Tampoco, eso sí, la literatura infantil se ha tapado los oídos ante el canto de las sirenas modernas. “La digitalización resulta cada vez mejor. Y casi todas las editoriales hemos incluido algún elemento relacionado con ese soporte”, explica Marta Gallas Martínez, gestora de derechos de autor de SM. La opción más frecuente, al parecer, es un código QR que permita ver un vídeo, escuchar una canción o acceder a alguna actividad relacionada. Es decir, ideas para complementar o promocionar la lectura, no para sustituirla. Y que, aun así, levantan matices y objeciones: solo se emplean para libros selectos, que se presten por su temática, vínculo con una serie o autor. Y luego están las razones más prácticas de Mireia Trius: “Los QR son feos”.
El tamaño empresarial también condiciona la visión. “Hay sellos muy potentes que sondean el mercado para aprovechar elementos de lo digital. Y otra corriente, independiente, más dirigida hacia la exploración y el riesgo artístico”, reflexiona García.
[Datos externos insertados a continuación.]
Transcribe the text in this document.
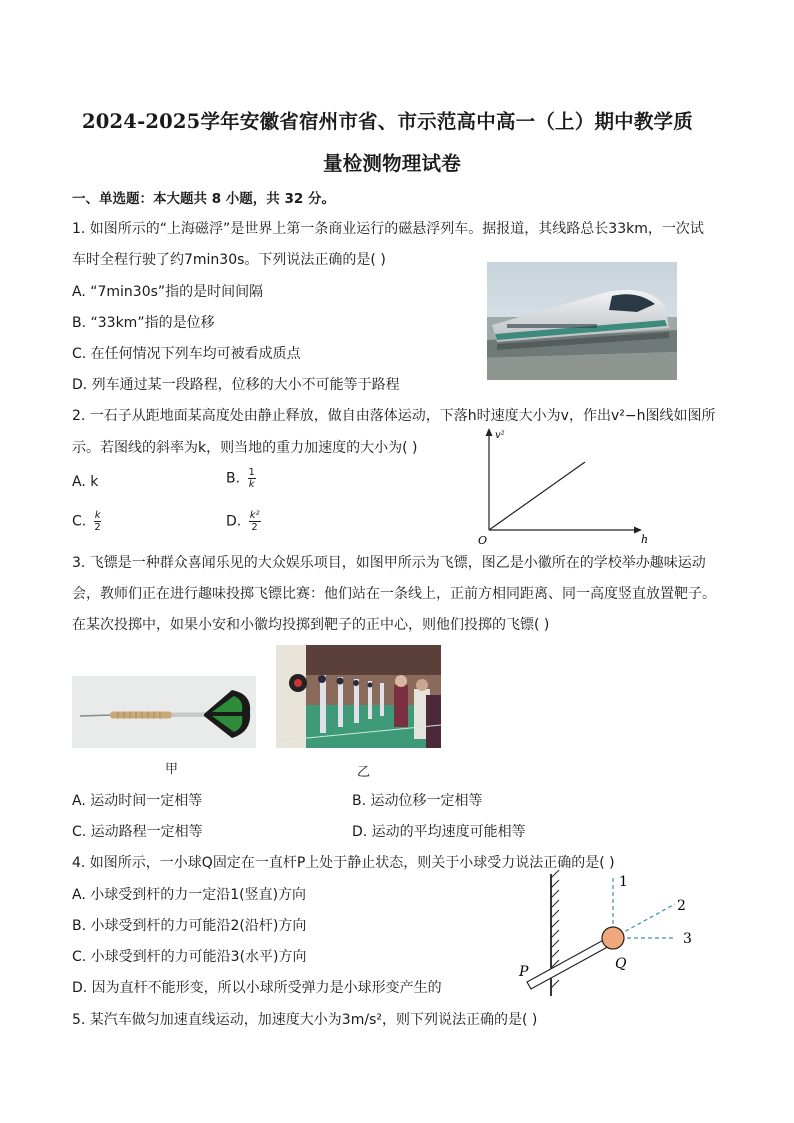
2024-2025学年安徽省宿州市省、市示范高中高一（上）期中教学质
量检测物理试卷
一、单选题：本大题共 8 小题，共 32 分。
1. 如图所示的“上海磁浮”是世界上第一条商业运行的磁悬浮列车。据报道，其线路总长33km，一次试
车时全程行驶了约7min30s。下列说法正确的是( )
A. “7min30s”指的是时间间隔
B. “33km”指的是位移
C. 在任何情况下列车均可被看成质点
D. 列车通过某一段路程，位移的大小不可能等于路程
2. 一石子从距地面某高度处由静止释放，做自由落体运动，下落h时速度大小为v，作出v²−h图线如图所
示。若图线的斜率为k，则当地的重力加速度的大小为( )
A. k	B. $\frac{1}{k}$
C. $\frac{k}{2}$	D. $\frac{\text{k²}}{2}$
v²
h
O
3. 飞镖是一种群众喜闻乐见的大众娱乐项目，如图甲所示为飞镖，图乙是小徽所在的学校举办趣味运动
会，教师们正在进行趣味投掷飞镖比赛：他们站在一条线上，正前方相同距离、同一高度竖直放置靶子。
在某次投掷中，如果小安和小徽均投掷到靶子的正中心，则他们投掷的飞镖( )
甲	乙
A. 运动时间一定相等	B. 运动位移一定相等
C. 运动路程一定相等	D. 运动的平均速度可能相等
4. 如图所示，一小球Q固定在一直杆P上处于静止状态，则关于小球受力说法正确的是( )
A. 小球受到杆的力一定沿1(竖直)方向
B. 小球受到杆的力可能沿2(沿杆)方向
C. 小球受到杆的力可能沿3(水平)方向
D. 因为直杆不能形变，所以小球所受弹力是小球形变产生的
1
2
3
P	Q
5. 某汽车做匀加速直线运动，加速度大小为3m/s²，则下列说法正确的是( )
Y Pilar Lafuente Bergós, responsable de derechos extranjeros en el grupo Planeta, no discrepa, aunque emplea otras palabras: “Las grandes editoriales estamos más pendientes de lo que pueda convertirse en un fenómeno mundial”.
En su catálogo, por ejemplo, figuran más obras adaptadas desde una serie o, viceversa, que saltan a la pantalla; títulos firmados por youtubers; o licencias célebres que se mueven a la vez por todos los formatos. Y Paula Prats, del otro coloso, Penguin Random House, añade un fenómeno novedoso: “Los cómics infantiles están yendo muy bien, entre otras razones porque contienen mucho movimiento en las imágenes”. Puede que sea solo cuestión de tiempo. Aunque, de momento, la fábula del formato impreso resiste. Hace décadas que el anciano rey papel escucha de todo. Al final, sin embargo, siempre acaba comiéndose todas las perdices.